When I visited recently, I asked Randy how she keeps the squirrels away from it and she said it was this amazing sculpture that she had made. It is huge, has lights that come on when anything approaches the garden and does a great job of keeping the squirrels away from it.
Using Cats and Dogs
The last few dogs that we had love to chase squirrels and this is one behavior that I don’t discourage. If you have a dog or cat in your yard that chases the squirrels every time they visit, it is unlikely that you will have much of a squirrel problem.
Not all dogs deter squirrels. When I had my squirrel invasion, the dogs I had then had no interest in the squirrels! Other times (and other dogs) proved just the opposite!
Place sunflower seeds, small pieces of corn on the cob or other threats that squirrels like in a squirrel trap. Place the trap near the area where you know the squirrels visit.
Once the squirrel gets trapped, release it in some far away place (or they will just return if you release near your home!)
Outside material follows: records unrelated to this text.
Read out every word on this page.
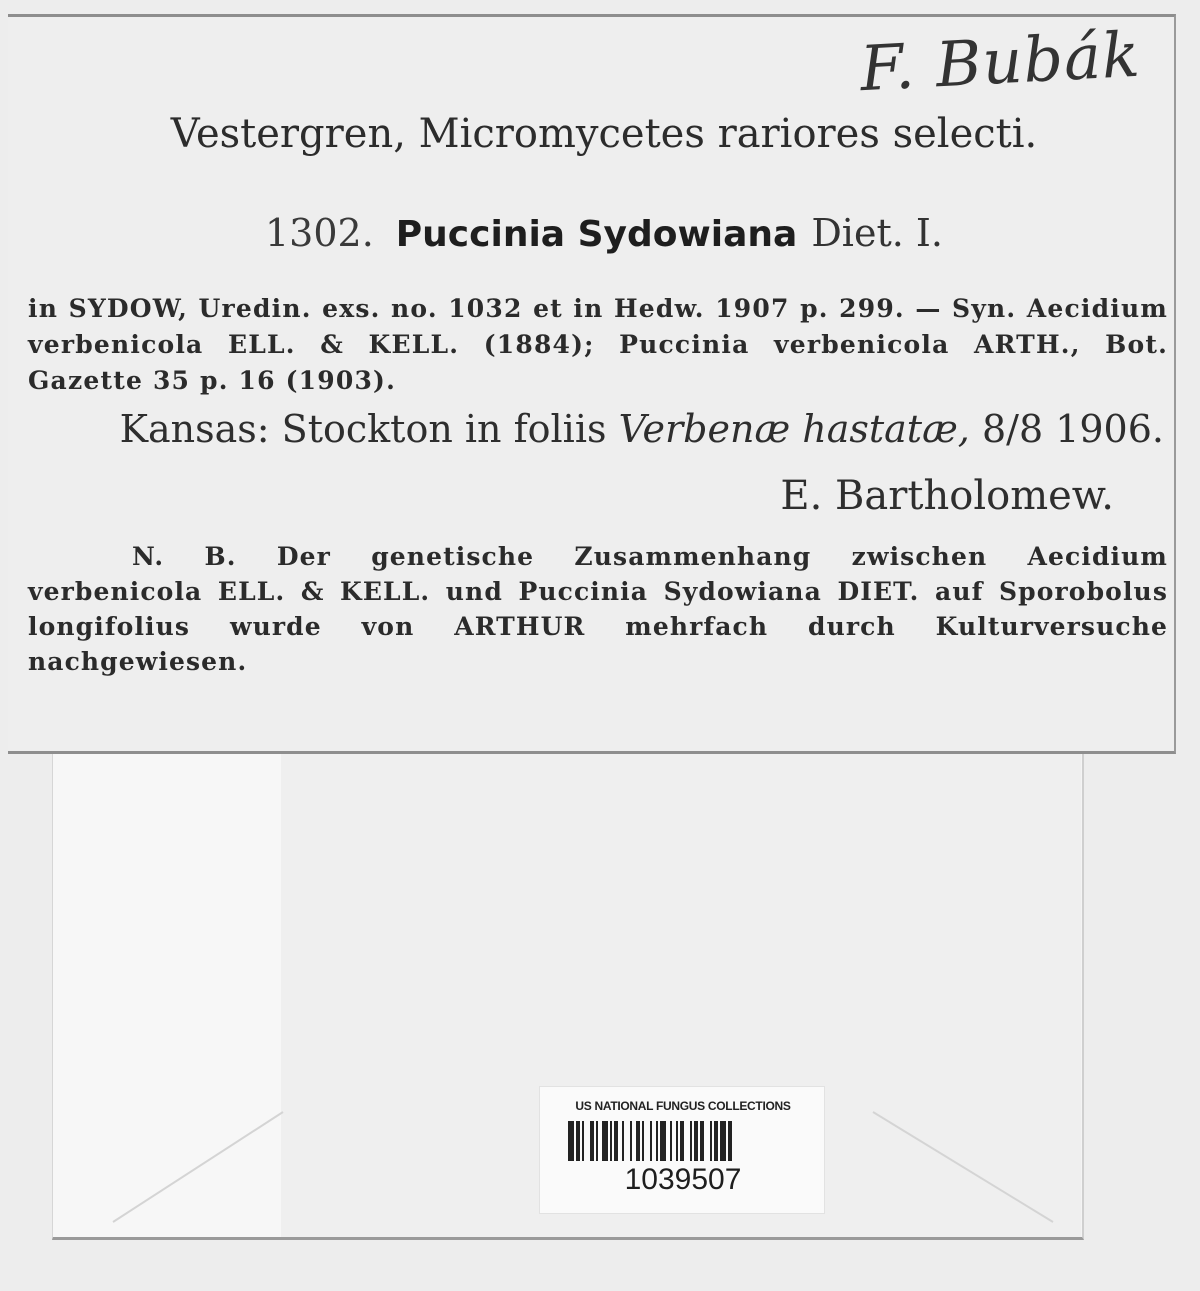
US NATIONAL FUNGUS COLLECTIONS
1039507
F. Bubák
Vestergren, Micromycetes rariores selecti.
1302. Puccinia Sydowiana Diet. I.
in SYDOW, Uredin. exs. no. 1032 et in Hedw. 1907 p. 299. — Syn. Aecidium verbenicola ELL. & KELL. (1884); Puccinia verbenicola ARTH., Bot. Gazette 35 p. 16 (1903).
Kansas: Stockton in foliis Verbenæ hastatæ, 8/8 1906.
E. Bartholomew.
N. B. Der genetische Zusammenhang zwischen Aecidium verbenicola ELL. & KELL. und Puccinia Sydowiana DIET. auf Sporobolus longifolius wurde von ARTHUR mehrfach durch Kulturversuche nachgewiesen.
Remove things that attract squirrels
Place bird feeders away from your vegetable garden area if possible, and be sure to clean up around them. The smell of seeds and bits of fruit can really be attractive to squirrels.
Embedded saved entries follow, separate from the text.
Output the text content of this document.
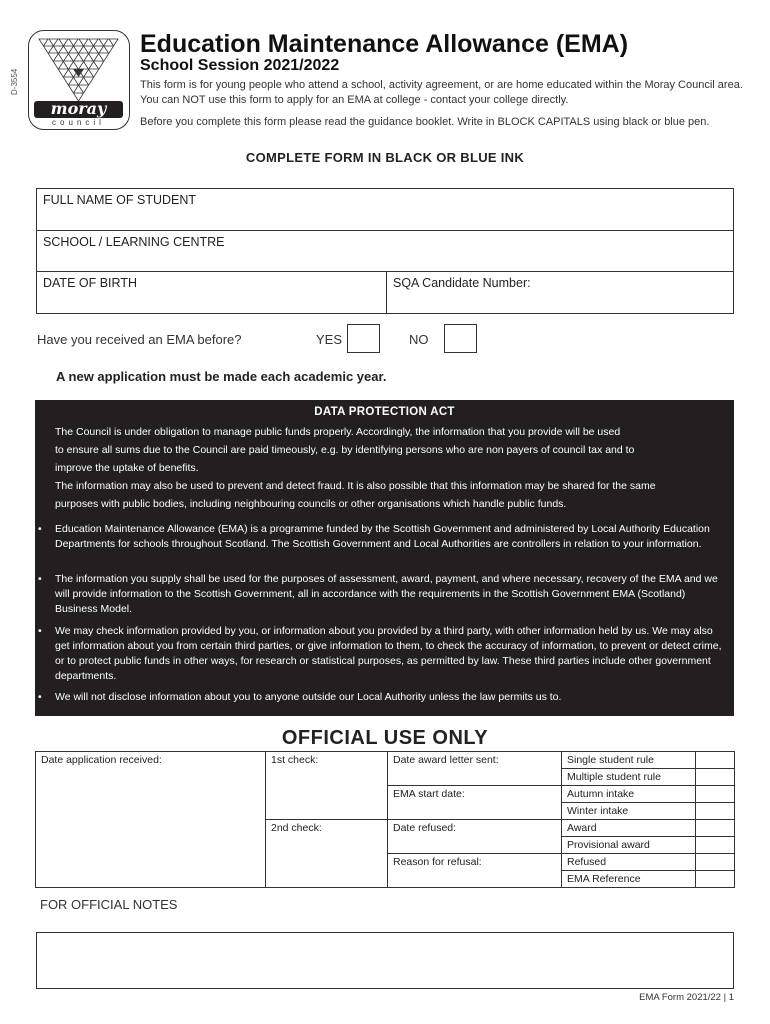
moray
council
D-3554
Education Maintenance Allowance (EMA)
School Session 2021/2022
This form is for young people who attend a school, activity agreement, or are home educated within the Moray Council area. You can NOT use this form to apply for an EMA at college - contact your college directly.
Before you complete this form please read the guidance booklet. Write in BLOCK CAPITALS using black or blue pen.
COMPLETE FORM IN BLACK OR BLUE INK
FULL NAME OF STUDENT
SCHOOL / LEARNING CENTRE
DATE OF BIRTH	SQA Candidate Number:
Have you received an EMA before?	YES	NO
A new application must be made each academic year.
DATA PROTECTION ACT
The Council is under obligation to manage public funds properly. Accordingly, the information that you provide will be used
to ensure all sums due to the Council are paid timeously, e.g. by identifying persons who are non payers of council tax and to
improve the uptake of benefits.
The information may also be used to prevent and detect fraud. It is also possible that this information may be shared for the same
purposes with public bodies, including neighbouring councils or other organisations which handle public funds.
• Education Maintenance Allowance (EMA) is a programme funded by the Scottish Government and administered by Local Authority Education Departments for schools throughout Scotland. The Scottish Government and Local Authorities are controllers in relation to your information.
• The information you supply shall be used for the purposes of assessment, award, payment, and where necessary, recovery of the EMA and we will provide information to the Scottish Government, all in accordance with the requirements in the Scottish Government EMA (Scotland) Business Model.
• We may check information provided by you, or information about you provided by a third party, with other information held by us. We may also get information about you from certain third parties, or give information to them, to check the accuracy of information, to prevent or detect crime, or to protect public funds in other ways, for research or statistical purposes, as permitted by law. These third parties include other government departments.
• We will not disclose information about you to anyone outside our Local Authority unless the law permits us to.
OFFICIAL USE ONLY
Date application received:	1st check:	Date award letter sent:	Single student rule	
			Multiple student rule	
		EMA start date:	Autumn intake	
			Winter intake	
	2nd check:	Date refused:	Award	
			Provisional award	
		Reason for refusal:	Refused	
			EMA Reference	
FOR OFFICIAL NOTES
EMA Form 2021/22 | 1
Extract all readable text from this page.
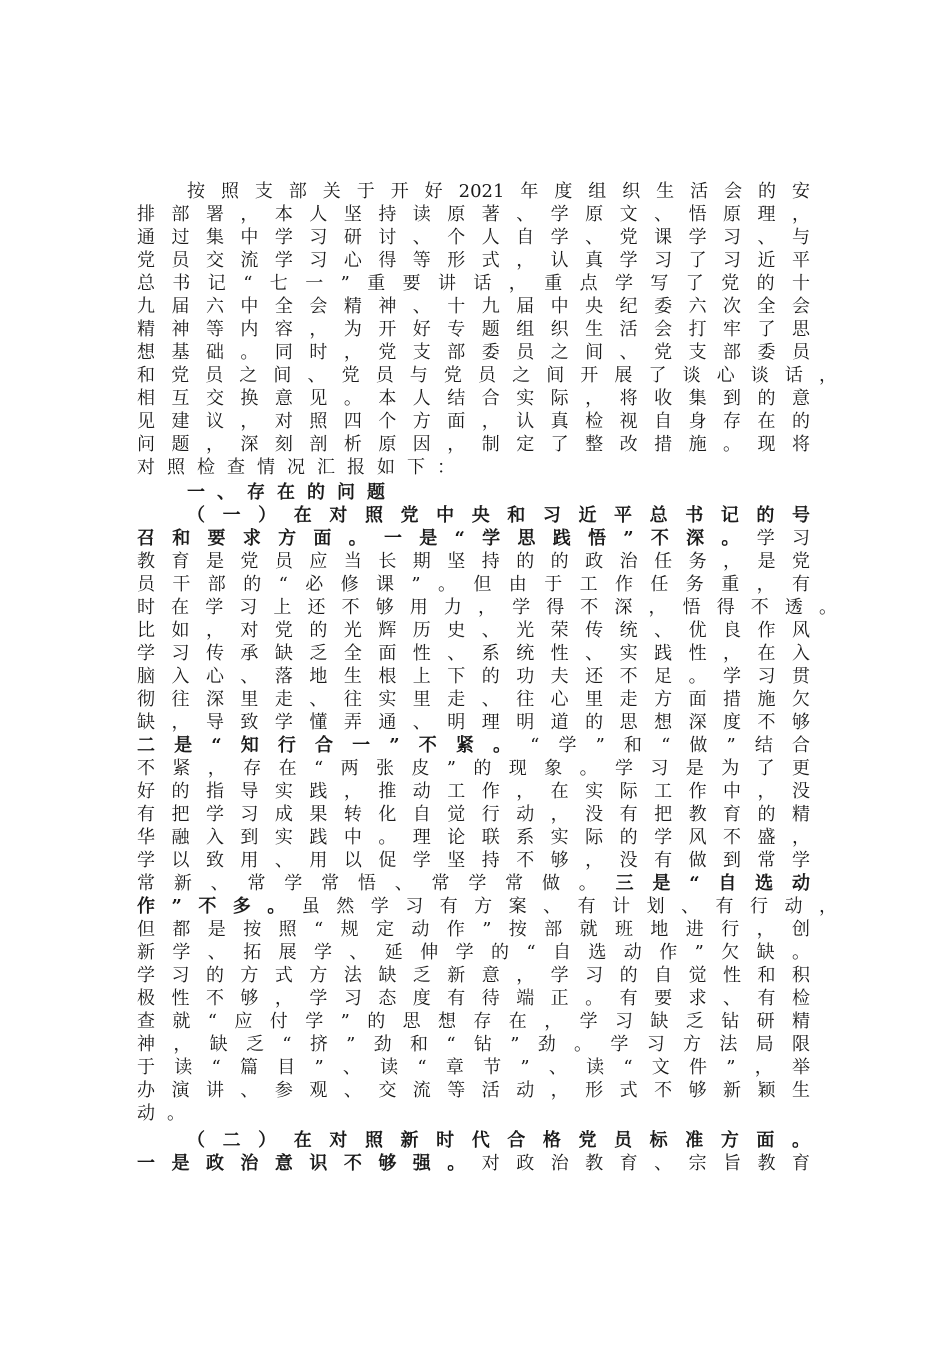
按照支部关于开好2021年度组织生活会的安
排部署，本人坚持读原著、学原文、悟原理，
通过集中学习研讨、个人自学、党课学习、与
党员交流学习心得等形式，认真学习了习近平
总书记“七一”重要讲话，重点学写了党的十
九届六中全会精神、十九届中央纪委六次全会
精神等内容，为开好专题组织生活会打牢了思
想基础。同时，党支部委员之间、党支部委员
和党员之间、党员与党员之间开展了谈心谈话，
相互交换意见。本人结合实际，将收集到的意
见建议，对照四个方面，认真检视自身存在的
问题，深刻剖析原因，制定了整改措施。现将
对照检查情况汇报如下：
一、存在的问题
（一）在对照党中央和习近平总书记的号
召和要求方面。一是“学思践悟”不深。学习
教育是党员应当长期坚持的的政治任务，是党
员干部的“必修课”。但由于工作任务重，有
时在学习上还不够用力，学得不深，悟得不透。
比如，对党的光辉历史、光荣传统、优良作风
学习传承缺乏全面性、系统性、实践性，在入
脑入心、落地生根上下的功夫还不足。学习贯
彻往深里走、往实里走、往心里走方面措施欠
缺，导致学懂弄通、明理明道的思想深度不够
二是“知行合一”不紧。“学”和“做”结合
不紧，存在“两张皮”的现象。学习是为了更
好的指导实践，推动工作，在实际工作中，没
有把学习成果转化自觉行动，没有把教育的精
华融入到实践中。理论联系实际的学风不盛，
学以致用、用以促学坚持不够，没有做到常学
常新、常学常悟、常学常做。三是“自选动
作”不多。虽然学习有方案、有计划、有行动，
但都是按照“规定动作”按部就班地进行，创
新学、拓展学、延伸学的“自选动作”欠缺。
学习的方式方法缺乏新意，学习的自觉性和积
极性不够，学习态度有待端正。有要求、有检
查就“应付学”的思想存在，学习缺乏钻研精
神，缺乏“挤”劲和“钻”劲。学习方法局限
于读“篇目”、读“章节”、读“文件”，举
办演讲、参观、交流等活动，形式不够新颖生
动。
（二）在对照新时代合格党员标准方面。
一是政治意识不够强。对政治教育、宗旨教育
Also, make sure that your garbage bins are closed to keep temptation away. There is no sense in sending out a welcome mat if you want to keep squirrels at bay!
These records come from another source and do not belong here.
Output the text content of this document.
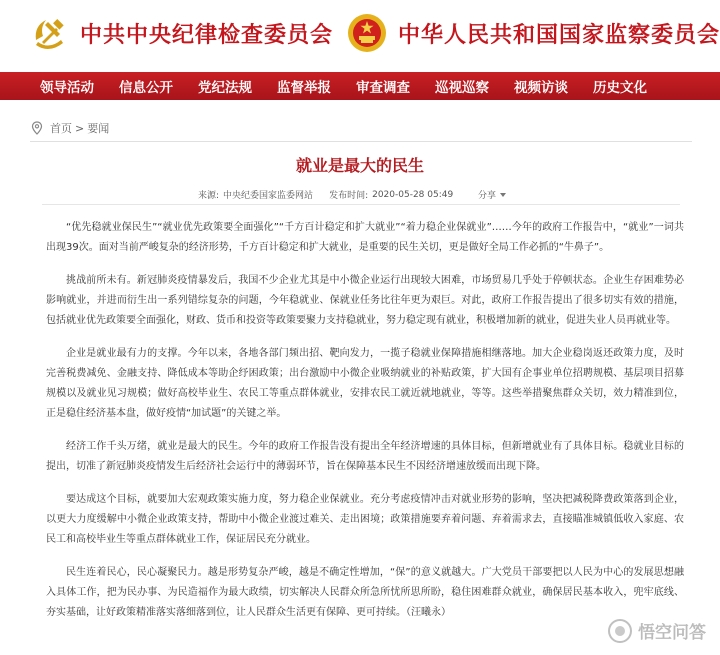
中共中央纪律检查委员会	中华人民共和国国家监察委员会
领导活动 信息公开 党纪法规 监督举报 审查调查 巡视巡察 视频访谈 历史文化
首页 > 要闻
就业是最大的民生
来源: 中央纪委国家监委网站 发布时间: 2020-05-28 05:49	分享

“优先稳就业保民生”“就业优先政策要全面强化”“千方百计稳定和扩大就业”“着力稳企业保就业”……今年的政府工作报告中，“就业”一词共出现39次。面对当前严峻复杂的经济形势，千方百计稳定和扩大就业，是重要的民生关切，更是做好全局工作必抓的“牛鼻子”。

挑战前所未有。新冠肺炎疫情暴发后，我国不少企业尤其是中小微企业运行出现较大困难，市场贸易几乎处于停顿状态。企业生存困难势必影响就业，并进而衍生出一系列错综复杂的问题，今年稳就业、保就业任务比往年更为艰巨。对此，政府工作报告提出了很多切实有效的措施，包括就业优先政策要全面强化，财政、货币和投资等政策要聚力支持稳就业，努力稳定现有就业，积极增加新的就业，促进失业人员再就业等。

企业是就业最有力的支撑。今年以来，各地各部门频出招、靶向发力，一揽子稳就业保障措施相继落地。加大企业稳岗返还政策力度，及时完善税费减免、金融支持、降低成本等助企纾困政策；出台激励中小微企业吸纳就业的补贴政策，扩大国有企事业单位招聘规模、基层项目招募规模以及就业见习规模；做好高校毕业生、农民工等重点群体就业，安排农民工就近就地就业，等等。这些举措聚焦群众关切，效力精准到位，正是稳住经济基本盘，做好疫情“加试题”的关键之举。

经济工作千头万绪，就业是最大的民生。今年的政府工作报告没有提出全年经济增速的具体目标，但新增就业有了具体目标。稳就业目标的提出，切准了新冠肺炎疫情发生后经济社会运行中的薄弱环节，旨在保障基本民生不因经济增速放缓而出现下降。

要达成这个目标，就要加大宏观政策实施力度，努力稳企业保就业。充分考虑疫情冲击对就业形势的影响，坚决把减税降费政策落到企业，以更大力度缓解中小微企业政策支持，帮助中小微企业渡过难关、走出困境；政策措施要弃着问题、弃着需求去，直接瞄准城镇低收入家庭、农民工和高校毕业生等重点群体就业工作，保证居民充分就业。

民生连着民心，民心凝聚民力。越是形势复杂严峻，越是不确定性增加，“保”的意义就越大。广大党员干部要把以人民为中心的发展思想融入具体工作，把为民办事、为民造福作为最大政绩，切实解决人民群众所急所忧所思所盼，稳住困难群众就业，确保居民基本收入，兜牢底线、夯实基础，让好政策精准落实落细落到位，让人民群众生活更有保障、更可持续。（汪曦永）

悟空问答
Give them an alternative food choice
If you have tried everything to keep squirrels away and they still keep returning to your garden, try setting up a distraction station somewhere in your yard that is some distance away from your veggies.
Set up a food station with squirrel tempting treats like sunflower seeds, nuts and other treats. This will attract the squirrels away from your vegetables and to other areas of the yard.
Just be sure the station is [positioned well away from your edible vegetables. Don’t forget to keep water here too. My entire crop of tomatoes each had one bite out of them and I am sure the squirrels were mainly thirsty that day.
Cages for Vegetables
One of the best natural squirrel repellent ideas is simply to keep them out! The squirrels cannot eat when they can’t get into the vegetable area. Think about making tall wire cages.
Be sure the garden beds have tops (bird netting works well) as well as sides, or the squirrels will just climb up and in. Row covers also work for smaller veggies.
A note on Predators.
Both hawks and owls love to prey on squirrels. My husband is convinced that our squirrel population is so much higher because wooded land near by has been built up with houses and the owls are less plentiful. Find out what you can about attracting owls and hawks to the area to see if this helps.
If you don’t have live owls living nearby, think about investing in some owl decoys. They are designed to scare away squirrels and other rodents.